Cincinnati’s reform was supposed to encourage a continuing, civil dialogue between black residents and neighborhood officers as part of a team effort to create community-backed policing strategies.

But black residents are hesitant to participate. A recent Monday night gathering in City Hall, open to anyone who wanted to complain about dangerous apartment buildings and absentee landlords, attracted four middle-age white homeowners.

Many of their grievances, which ranged from loud parties to drug-dealing tenants, involved properties, populated with blacks, outside their immediate neighborhoods.

The redevelopment of Over-the-Rhine pushed low-income African-American families into Cincinnati’s West Side, once a German-American enclave. Since 2000, the number of white residents on the West Side has dropped 22 percent, while the black population has grown by 76 percent.

“The riots never ended. The criminal element just moved to the West Side,” said Don Driehaus, 55, driving home after the City Hall meeting. Driehaus is the former board chairman of the city’s public housing authority. His brother Steve was a congressman and his father, also named Don, ran the city’s Democratic Party.

“This block 10 years ago was fine,” he said. “Because of the influx of Section 8 households, it is going kaput.”

By the numbers, it’s hard to gauge whether the attempt at police-community partnership has made neighborhoods safer or cultivated a healthier relationship between the public and the police department.

Former police chief Thomas Striecher talks with Cincinnati police officers in Over-the-Rhine.

Former police chief Thomas Striecher talks with Cincinnati police officers in Over-the-Rhine.

The crime rate continues to fluctuate and reports of police abuse and shootings, especially in black communities, are still common. From 1998 through this August, five whites were shot by police. The number of black people shot in that period: 59.

The Citizen Complaint Authority, a watchdog agency created by the federal court order, has reviewed 4,305 reports of police misconduct from 2002 to 2013 ranging from an officer improperly pointing his gun at someone to unspecified “discrimination.”

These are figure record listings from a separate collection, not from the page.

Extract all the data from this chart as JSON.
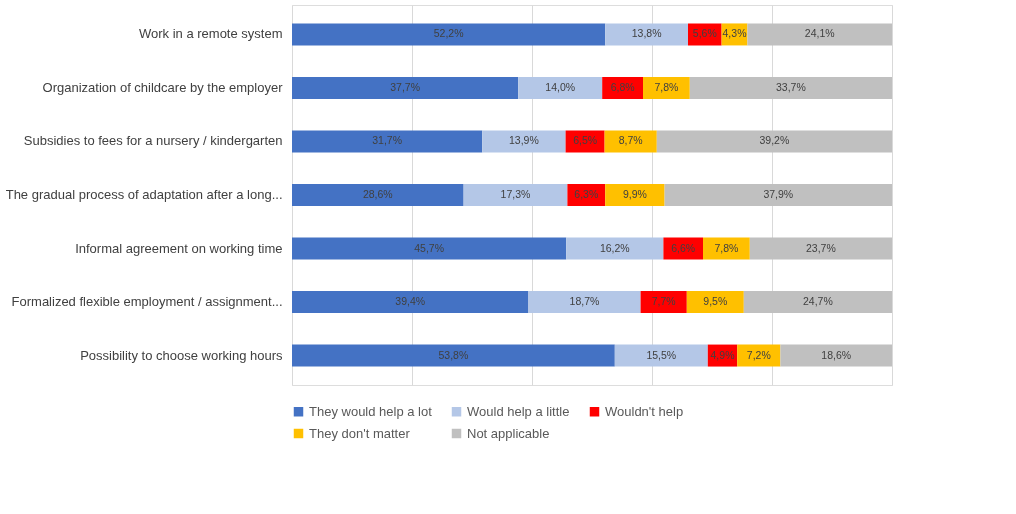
{
  "chart_data": {
    "type": "bar",
    "orientation": "horizontal",
    "stacked": true,
    "categories": [
      "Work in a remote system",
      "Organization of childcare by the employer",
      "Subsidies to fees for a nursery / kindergarten",
      "The gradual process of adaptation after a long...",
      "Informal agreement on working time",
      "Formalized flexible employment / assignment...",
      "Possibility to choose working hours"
    ],
    "series": [
      {
        "name": "They would help a lot",
        "color": "#4472c4",
        "values": [
          52.2,
          37.7,
          31.7,
          28.6,
          45.7,
          39.4,
          53.8
        ],
        "value_labels": [
          "52,2%",
          "37,7%",
          "31,7%",
          "28,6%",
          "45,7%",
          "39,4%",
          "53,8%"
        ]
      },
      {
        "name": "Would help a little",
        "color": "#b4c7e7",
        "values": [
          13.8,
          14.0,
          13.9,
          17.3,
          16.2,
          18.7,
          15.5
        ],
        "value_labels": [
          "13,8%",
          "14,0%",
          "13,9%",
          "17,3%",
          "16,2%",
          "18,7%",
          "15,5%"
        ]
      },
      {
        "name": "Wouldn't help",
        "color": "#ff0000",
        "values": [
          5.6,
          6.8,
          6.5,
          6.3,
          6.6,
          7.7,
          4.9
        ],
        "value_labels": [
          "5,6%",
          "6,8%",
          "6,5%",
          "6,3%",
          "6,6%",
          "7,7%",
          "4,9%"
        ]
      },
      {
        "name": "They don't matter",
        "color": "#ffc000",
        "values": [
          4.3,
          7.8,
          8.7,
          9.9,
          7.8,
          9.5,
          7.2
        ],
        "value_labels": [
          "4,3%",
          "7,8%",
          "8,7%",
          "9,9%",
          "7,8%",
          "9,5%",
          "7,2%"
        ]
      },
      {
        "name": "Not applicable",
        "color": "#c0c0c0",
        "values": [
          24.1,
          33.7,
          39.2,
          37.9,
          23.7,
          24.7,
          18.6
        ],
        "value_labels": [
          "24,1%",
          "33,7%",
          "39,2%",
          "37,9%",
          "23,7%",
          "24,7%",
          "18,6%"
        ]
      }
    ],
    "xlim": [
      0,
      100
    ],
    "xticks": [
      {
        "value": 0,
        "label": null
      },
      {
        "value": 20,
        "label": null
      },
      {
        "value": 40,
        "label": null
      },
      {
        "value": 60,
        "label": null
      },
      {
        "value": 80,
        "label": null
      },
      {
        "value": 100,
        "label": null
      }
    ],
    "tick_labels": "y",
    "grid": "x",
    "legend": "bottom"
  }
}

And there have been staffing issues. The agency was down to two investigators over the summer, although the Collaborative Agreement requires that it employ five. In July, the agency’s director resigned after city officials found he violated residency requirements by living in a suburb.

The police department keeps a separate database of complaints reported directly to police by the public or by police supervisors, but the records are incomplete. About 2,500 out of 6,900 complaint case records provided to The Marshall Project had been filled out by the department with missing or wrong information.

The police department’s continuing challenges with race relations and violent crime have not deflated the hype surrounding the Cincinnati model. Proponents argue it’s still the most comprehensive set of guidelines anyone has produced. But Gerhardstein, the civil rights lawyer and Cincinnati model booster, concedes the plan only works “if we stay on top of it.”

“We are still struggling,” he said. “I stay honest about that.”